Il numero va visto come l'estensione di tutti i concetti equinumerosi a un concetto dato (cioè
che sono in corrispondenza biiettiva con esso).

Frege partirà dal numero 0 che è l'estensione di tutti i concetti equinumerosi al concetto “diverso da
sé stesso” (sarebbe la classe vuota: nessun oggetto cade sotto questo concetto). [si può dire anche:
“L'insieme di tutti gli insiemi in corrispondenza biiettiva con l'insieme vuoto”]
L'1 sarà l'estensione di tutti i concetti equinumerosi al concetto “uguale a 0”.

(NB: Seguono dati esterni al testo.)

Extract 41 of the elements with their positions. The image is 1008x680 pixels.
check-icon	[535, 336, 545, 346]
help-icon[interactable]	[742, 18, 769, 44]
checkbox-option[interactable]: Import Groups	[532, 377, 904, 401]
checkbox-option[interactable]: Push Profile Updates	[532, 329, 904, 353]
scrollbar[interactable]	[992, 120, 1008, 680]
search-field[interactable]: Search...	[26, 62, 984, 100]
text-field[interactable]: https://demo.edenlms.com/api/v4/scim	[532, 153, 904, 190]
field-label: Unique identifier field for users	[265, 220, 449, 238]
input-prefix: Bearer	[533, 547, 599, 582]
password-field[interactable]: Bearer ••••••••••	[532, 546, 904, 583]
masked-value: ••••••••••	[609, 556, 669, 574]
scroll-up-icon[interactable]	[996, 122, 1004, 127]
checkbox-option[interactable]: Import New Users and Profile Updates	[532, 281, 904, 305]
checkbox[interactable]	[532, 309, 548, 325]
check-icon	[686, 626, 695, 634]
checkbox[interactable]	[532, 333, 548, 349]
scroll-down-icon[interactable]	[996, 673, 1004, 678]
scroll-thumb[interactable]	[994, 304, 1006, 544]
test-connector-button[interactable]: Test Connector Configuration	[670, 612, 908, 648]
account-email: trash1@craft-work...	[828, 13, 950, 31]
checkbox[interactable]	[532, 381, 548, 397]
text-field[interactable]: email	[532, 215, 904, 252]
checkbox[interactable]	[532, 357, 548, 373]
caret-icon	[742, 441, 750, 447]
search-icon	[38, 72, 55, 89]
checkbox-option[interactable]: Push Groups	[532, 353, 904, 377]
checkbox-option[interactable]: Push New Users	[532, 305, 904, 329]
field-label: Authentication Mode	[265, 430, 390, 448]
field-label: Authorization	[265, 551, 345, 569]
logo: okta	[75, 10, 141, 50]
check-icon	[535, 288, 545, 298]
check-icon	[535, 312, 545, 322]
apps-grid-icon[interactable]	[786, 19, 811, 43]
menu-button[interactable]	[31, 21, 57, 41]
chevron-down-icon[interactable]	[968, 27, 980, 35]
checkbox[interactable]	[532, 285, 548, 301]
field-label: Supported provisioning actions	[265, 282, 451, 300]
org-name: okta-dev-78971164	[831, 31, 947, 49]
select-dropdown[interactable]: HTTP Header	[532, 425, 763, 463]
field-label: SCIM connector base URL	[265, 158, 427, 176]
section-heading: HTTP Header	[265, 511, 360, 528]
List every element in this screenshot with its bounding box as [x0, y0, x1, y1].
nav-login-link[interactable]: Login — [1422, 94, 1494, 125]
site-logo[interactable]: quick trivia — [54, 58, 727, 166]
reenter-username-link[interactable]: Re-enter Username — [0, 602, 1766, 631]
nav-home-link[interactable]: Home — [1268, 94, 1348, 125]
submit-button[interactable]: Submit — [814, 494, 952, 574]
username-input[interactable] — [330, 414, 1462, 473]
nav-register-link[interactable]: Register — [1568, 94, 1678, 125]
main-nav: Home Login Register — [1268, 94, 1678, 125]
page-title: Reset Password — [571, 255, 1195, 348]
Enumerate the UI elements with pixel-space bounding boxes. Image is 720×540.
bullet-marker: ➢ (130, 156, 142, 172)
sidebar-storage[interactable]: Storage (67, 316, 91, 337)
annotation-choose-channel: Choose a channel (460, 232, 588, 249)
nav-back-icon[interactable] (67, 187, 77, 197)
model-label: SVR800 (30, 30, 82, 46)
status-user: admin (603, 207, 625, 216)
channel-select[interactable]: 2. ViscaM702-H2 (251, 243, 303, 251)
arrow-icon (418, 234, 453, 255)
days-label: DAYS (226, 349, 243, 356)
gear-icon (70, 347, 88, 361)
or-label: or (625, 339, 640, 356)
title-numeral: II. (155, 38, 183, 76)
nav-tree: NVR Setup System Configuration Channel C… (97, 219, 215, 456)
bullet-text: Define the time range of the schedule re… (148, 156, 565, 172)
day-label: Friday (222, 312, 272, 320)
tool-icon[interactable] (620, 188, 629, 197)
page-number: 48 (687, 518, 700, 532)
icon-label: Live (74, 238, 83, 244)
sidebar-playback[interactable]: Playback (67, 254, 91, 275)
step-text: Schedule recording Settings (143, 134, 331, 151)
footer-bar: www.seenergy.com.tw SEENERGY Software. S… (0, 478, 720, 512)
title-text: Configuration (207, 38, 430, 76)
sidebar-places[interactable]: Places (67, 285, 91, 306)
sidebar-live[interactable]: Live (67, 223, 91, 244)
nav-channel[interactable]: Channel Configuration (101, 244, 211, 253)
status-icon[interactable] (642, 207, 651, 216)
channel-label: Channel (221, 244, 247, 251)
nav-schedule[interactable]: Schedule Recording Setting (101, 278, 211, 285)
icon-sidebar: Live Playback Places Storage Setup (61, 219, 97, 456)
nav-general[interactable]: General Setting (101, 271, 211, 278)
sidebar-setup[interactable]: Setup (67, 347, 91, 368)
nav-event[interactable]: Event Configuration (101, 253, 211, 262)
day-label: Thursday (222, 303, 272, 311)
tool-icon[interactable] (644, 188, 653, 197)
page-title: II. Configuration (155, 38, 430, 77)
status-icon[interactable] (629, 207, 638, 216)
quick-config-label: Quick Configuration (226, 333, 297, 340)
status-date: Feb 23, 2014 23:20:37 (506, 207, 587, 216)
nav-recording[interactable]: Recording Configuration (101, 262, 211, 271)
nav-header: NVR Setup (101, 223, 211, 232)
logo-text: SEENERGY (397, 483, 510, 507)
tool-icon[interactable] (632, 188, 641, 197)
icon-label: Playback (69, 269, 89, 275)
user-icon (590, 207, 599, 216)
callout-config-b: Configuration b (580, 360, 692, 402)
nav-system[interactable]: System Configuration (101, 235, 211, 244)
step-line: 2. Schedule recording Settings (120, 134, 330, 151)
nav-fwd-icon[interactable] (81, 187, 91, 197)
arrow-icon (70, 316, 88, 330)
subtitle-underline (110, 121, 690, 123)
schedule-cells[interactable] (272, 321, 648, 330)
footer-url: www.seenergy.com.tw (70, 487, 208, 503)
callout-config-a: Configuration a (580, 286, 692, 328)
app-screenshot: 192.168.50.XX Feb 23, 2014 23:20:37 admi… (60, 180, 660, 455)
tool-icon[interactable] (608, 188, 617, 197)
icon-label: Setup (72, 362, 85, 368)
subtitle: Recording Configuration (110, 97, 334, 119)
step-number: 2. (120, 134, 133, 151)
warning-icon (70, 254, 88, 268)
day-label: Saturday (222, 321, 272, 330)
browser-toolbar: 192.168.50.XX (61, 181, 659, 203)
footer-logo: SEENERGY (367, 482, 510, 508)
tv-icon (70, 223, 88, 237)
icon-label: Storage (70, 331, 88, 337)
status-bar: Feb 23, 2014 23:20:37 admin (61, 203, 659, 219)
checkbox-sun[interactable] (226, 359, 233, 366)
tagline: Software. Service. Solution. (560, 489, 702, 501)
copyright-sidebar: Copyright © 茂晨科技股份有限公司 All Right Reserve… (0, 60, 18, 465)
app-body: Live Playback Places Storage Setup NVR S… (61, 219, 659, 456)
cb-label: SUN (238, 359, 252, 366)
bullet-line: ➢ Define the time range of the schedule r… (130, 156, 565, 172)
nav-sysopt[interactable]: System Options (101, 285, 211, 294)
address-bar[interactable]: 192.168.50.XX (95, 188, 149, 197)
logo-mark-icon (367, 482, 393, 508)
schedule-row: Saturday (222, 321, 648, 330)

Data questa definizione, Frege elenca gli assiomi dell'aritmetica, le regole per ottenere i vari
teoremi e precisa il concetto di dimostrazione.

In questa costruzione sorge un problema quando Russell nota che contiene una
contraddizione: si basa sul principio di comprensione che afferma che per ogni concetto esiste ed è
unica l'estensione formata da tutti i soli oggetti che cadono sotto quel concetto.
Posto questo principio data la proprietà “essere la classe di tutte le classi che non appartengono a se
stesse”, il principio di comprensione garantisce che essa ha un estensione. Di questa, essendo essa
un oggetto, è lecito domandarsi se gode della proprietà “appartenere e se stessa”: se si appartiene,
per come è definita, non si appartiene; se non si appartiene, si appartiene (è questa la famosa
antinomia di Russell).

Frege cercherà, per un certo periodo, di risolvere il problema strutturale che portava all'antinomia
senza riuscirci. Il progetto logicista venne quindi da lui abbandonato.
Nell'ultimo periodo di studi Frege cercò di fondare l'aritmetica sull'intuizione geometrica.

Il progetto logicista fallì, ma portò molti frutti: aprì nuovi orizzonti per la logica in generale, la
logica matematica, la filosofia del linguaggio.

HILBERT
• Hilbert non era interessato direttamente alla logica.
• Portò avanti studi sull'assiomatica.
• Un sistema assiomatico deve essere coerente.
• Per verificare la coerenza, secondo Hilbert, si doveva formalizzare gli assiomi e controllare
che la rielaborazione delle formule non contenesse l'espressione 1≠1.
• Dopo la corrispondenza con Brouwer dice che per dimostrare la coerenza di un sistema
assiomatico occorre usare un linguaggio finitario.
• Questa scelta si rivela fallimentare perché Goedel nel 1931, coi suoi teoremi di
incompletezza sintattica, mette in luce che in ogni sistema formale F, coerente e
sufficientemente espressivo, esiste sempre un enunciato A tale che il sistema F non dimostra
né A né nonA. Questo significato che la non contraddittorietà non può essere garantita.
Con un altro teorema Goedel mostra che per dimostrare la coerenza di un sistema occorrono sistemi
più forti (il contrario di quello che voleva fare Hilbert).
• L'edificio hilbertiano crolla; dalla corrente formalista nacquero studi sulla teoria della
dimostrazione, la teoria degli insiemi.